As shown in the Table, the number of required examination procedures for liquidity risk aligns with the designated risk tier. Similar risk tailoring occurs for the other risk dimensions covered by the BETR program. As a result, banks with low-risk activities should experience shorter examinations, while banks engaged in higher-risk activities are subject to more intense supervisory focus.
Aggregate Risk-Tiering Results
As banks’ strategies and actions result in evolving risk profiles, the BETR program’s risk indicators capture such movements, which can lead to changes in risk tiers. Figure 2 shows that, for capital, credit, earnings, and liquidity, the share of small banks classified as high- or moderate-risk was notably greater at the start of the last recession than more recently, indicating a moderation in bank risk profiles over time.4
These risk-tier distribution results point to the relatively high degree of risk embedded in the banks before the recession, with small banks now generally better positioned to handle unfavorable market conditions.
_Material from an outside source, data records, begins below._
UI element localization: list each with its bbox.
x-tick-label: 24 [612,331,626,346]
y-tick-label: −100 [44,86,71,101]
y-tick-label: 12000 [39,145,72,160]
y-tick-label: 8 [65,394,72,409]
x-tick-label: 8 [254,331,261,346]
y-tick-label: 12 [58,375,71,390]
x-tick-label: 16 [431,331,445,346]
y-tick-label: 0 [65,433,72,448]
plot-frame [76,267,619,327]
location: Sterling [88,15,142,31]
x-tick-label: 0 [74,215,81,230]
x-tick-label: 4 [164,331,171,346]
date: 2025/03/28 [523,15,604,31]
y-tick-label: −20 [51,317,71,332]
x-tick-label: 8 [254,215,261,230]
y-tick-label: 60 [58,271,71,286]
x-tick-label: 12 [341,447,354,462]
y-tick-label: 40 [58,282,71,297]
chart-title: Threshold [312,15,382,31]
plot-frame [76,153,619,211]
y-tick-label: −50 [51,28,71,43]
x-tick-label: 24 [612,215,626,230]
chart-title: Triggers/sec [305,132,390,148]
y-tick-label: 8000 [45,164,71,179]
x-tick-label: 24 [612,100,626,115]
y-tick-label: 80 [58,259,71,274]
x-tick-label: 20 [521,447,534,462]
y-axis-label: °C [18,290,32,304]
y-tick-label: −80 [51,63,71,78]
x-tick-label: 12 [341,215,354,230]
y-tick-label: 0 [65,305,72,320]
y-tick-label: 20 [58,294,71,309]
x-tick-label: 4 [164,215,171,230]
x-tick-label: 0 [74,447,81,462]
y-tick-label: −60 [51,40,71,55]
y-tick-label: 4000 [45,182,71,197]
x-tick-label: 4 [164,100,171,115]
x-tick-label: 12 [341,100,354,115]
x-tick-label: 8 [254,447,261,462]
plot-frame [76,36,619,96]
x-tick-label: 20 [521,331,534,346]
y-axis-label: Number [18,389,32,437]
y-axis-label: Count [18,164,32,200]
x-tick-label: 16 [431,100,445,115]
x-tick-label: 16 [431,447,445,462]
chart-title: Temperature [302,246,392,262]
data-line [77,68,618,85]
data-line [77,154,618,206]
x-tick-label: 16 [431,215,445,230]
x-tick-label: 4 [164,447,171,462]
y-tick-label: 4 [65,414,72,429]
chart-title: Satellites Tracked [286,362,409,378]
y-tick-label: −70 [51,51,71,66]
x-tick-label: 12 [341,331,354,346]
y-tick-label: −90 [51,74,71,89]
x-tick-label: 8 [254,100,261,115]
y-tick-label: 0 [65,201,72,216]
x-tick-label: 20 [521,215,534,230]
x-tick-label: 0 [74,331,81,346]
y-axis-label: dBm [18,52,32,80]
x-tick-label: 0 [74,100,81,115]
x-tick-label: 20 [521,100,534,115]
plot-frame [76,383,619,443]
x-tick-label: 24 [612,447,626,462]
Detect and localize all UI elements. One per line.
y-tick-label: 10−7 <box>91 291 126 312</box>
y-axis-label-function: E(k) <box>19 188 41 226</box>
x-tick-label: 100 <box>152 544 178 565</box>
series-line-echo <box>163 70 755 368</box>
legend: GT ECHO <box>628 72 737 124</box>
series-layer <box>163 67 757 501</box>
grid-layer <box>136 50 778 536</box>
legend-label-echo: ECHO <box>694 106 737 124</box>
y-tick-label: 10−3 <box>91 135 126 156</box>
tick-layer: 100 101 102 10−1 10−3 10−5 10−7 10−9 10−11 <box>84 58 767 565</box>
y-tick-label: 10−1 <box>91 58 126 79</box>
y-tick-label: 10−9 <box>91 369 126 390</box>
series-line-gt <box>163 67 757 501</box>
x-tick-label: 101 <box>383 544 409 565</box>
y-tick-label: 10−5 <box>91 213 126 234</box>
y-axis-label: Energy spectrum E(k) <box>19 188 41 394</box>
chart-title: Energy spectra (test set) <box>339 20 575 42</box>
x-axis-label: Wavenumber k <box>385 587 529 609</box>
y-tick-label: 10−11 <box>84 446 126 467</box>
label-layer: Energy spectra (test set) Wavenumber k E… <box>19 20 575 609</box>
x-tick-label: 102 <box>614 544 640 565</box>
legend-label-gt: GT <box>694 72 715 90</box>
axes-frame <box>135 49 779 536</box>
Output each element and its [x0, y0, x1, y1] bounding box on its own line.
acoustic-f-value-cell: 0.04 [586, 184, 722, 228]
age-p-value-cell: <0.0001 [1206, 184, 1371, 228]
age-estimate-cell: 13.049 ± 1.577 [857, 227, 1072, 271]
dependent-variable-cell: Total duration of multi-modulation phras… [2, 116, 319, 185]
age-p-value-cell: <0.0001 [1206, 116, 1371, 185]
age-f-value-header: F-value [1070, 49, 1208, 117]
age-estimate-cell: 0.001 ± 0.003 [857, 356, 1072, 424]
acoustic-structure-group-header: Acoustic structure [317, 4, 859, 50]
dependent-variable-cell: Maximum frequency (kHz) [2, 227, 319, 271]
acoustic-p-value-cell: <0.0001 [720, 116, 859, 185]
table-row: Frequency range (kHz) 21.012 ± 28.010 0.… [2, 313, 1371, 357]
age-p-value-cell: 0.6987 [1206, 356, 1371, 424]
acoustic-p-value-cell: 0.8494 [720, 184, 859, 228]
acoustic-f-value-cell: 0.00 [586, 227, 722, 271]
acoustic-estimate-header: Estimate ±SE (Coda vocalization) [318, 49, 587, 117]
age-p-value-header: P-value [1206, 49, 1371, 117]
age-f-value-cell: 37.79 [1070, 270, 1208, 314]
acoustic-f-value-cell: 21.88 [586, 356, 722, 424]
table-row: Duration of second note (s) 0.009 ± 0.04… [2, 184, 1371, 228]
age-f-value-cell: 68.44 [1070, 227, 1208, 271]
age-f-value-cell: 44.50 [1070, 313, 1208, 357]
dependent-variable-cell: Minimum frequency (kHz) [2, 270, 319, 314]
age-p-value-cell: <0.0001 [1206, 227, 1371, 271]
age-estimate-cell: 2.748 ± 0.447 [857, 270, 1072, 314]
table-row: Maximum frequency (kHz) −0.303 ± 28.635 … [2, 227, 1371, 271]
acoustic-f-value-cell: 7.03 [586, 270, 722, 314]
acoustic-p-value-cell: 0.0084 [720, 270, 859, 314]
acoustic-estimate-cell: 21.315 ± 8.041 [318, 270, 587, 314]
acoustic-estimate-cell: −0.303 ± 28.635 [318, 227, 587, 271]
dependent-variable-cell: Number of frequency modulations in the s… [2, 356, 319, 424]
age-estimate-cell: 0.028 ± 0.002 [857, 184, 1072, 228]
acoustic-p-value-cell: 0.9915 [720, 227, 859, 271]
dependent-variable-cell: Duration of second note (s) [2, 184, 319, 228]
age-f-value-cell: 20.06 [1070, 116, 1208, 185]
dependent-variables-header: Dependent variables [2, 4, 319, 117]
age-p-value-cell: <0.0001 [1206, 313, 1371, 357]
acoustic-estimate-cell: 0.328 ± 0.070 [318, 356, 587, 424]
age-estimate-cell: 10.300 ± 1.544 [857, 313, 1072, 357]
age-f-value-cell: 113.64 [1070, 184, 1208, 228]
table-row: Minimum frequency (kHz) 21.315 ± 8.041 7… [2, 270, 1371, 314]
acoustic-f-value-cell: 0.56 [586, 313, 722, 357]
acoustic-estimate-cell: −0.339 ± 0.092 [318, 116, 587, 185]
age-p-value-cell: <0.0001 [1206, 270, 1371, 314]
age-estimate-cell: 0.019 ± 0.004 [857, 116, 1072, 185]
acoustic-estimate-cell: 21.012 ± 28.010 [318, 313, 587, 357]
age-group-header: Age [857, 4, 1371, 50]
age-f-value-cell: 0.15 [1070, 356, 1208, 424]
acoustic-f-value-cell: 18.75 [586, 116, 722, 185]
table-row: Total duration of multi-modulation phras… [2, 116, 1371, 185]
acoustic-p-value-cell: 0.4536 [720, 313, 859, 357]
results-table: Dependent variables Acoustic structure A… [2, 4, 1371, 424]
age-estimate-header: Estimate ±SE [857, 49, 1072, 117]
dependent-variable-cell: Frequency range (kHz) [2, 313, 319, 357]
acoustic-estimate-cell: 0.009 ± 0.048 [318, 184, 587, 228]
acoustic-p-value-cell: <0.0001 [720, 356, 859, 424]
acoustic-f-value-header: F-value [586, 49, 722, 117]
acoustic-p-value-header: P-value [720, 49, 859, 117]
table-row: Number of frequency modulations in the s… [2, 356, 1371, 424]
The results for earnings risk in 2007 and 2018 illustrate some of the benefits of the BETR risk-tiering methodology by providing a more forward-looking view. A basic point-in-time indicator for bank earnings, the return on average assets (ROAA), was fairly strong in both periods, with a year-end median of about 1.1 percent for 2007 and 2018.5 However, there were more cases of high earnings risk in 2007, as captured by BETR and risk indicators such as high interest expense relative to peers and high noninterest expense compared with revenue.
The Future of the BETR Program
The BETR program’s risk classification and examination procedures are currently in use for capital, credit, earnings, liquidity, interest rate, and securities risks. The Federal Reserve is also developing risk metrics and examination procedures in the BETR program to address nonfinancial risks, such as those covered in Bank Secrecy Act/Anti-Money Laundering reviews. As the program continues to evolve, metrics and procedures for additional risk dimensions are in development and will be deployed as work is completed. The Federal Reserve is also committed to continuously reviewing metrics and procedures to ensure accuracy. This allows the Federal Reserve not only to continue to risk-tailor examinations but also to further improve examination processes. The BETR program puts the Federal Reserve in a stronger position to gauge the risks within a bank’s activities, align examination procedures with risk levels, and monitor risk between examinations.
- 1 The BETR program applies to community and regional state member banks and is detailed in Supervision and Regulation (SR) letter 19-9, available at www.federalreserve.gov/supervisionreg/srletters/sr1909.htm.
- 2 See the Board of Governors’ statement about the Economic Growth, Regulatory Relief, and Consumer Protection Act (EGRRCPA) at www.federalreserve.gov/newsevents/pressreleases/bcreg20180706b.htm.
- 3 A basic Texas ratio is defined as the value of nonperforming loans plus other real estate owned divided by the sum of tangible equity capital and the allowance for loan and lease losses.
- 4 The 2007 risk tiers presented in Figure 2 were created using historical data in current metrics; however, BETR’s risk metrics were not available during the last recession.
- 5 This is calculated as the median ROAA for all commercial banks with less than $10 billion in assets.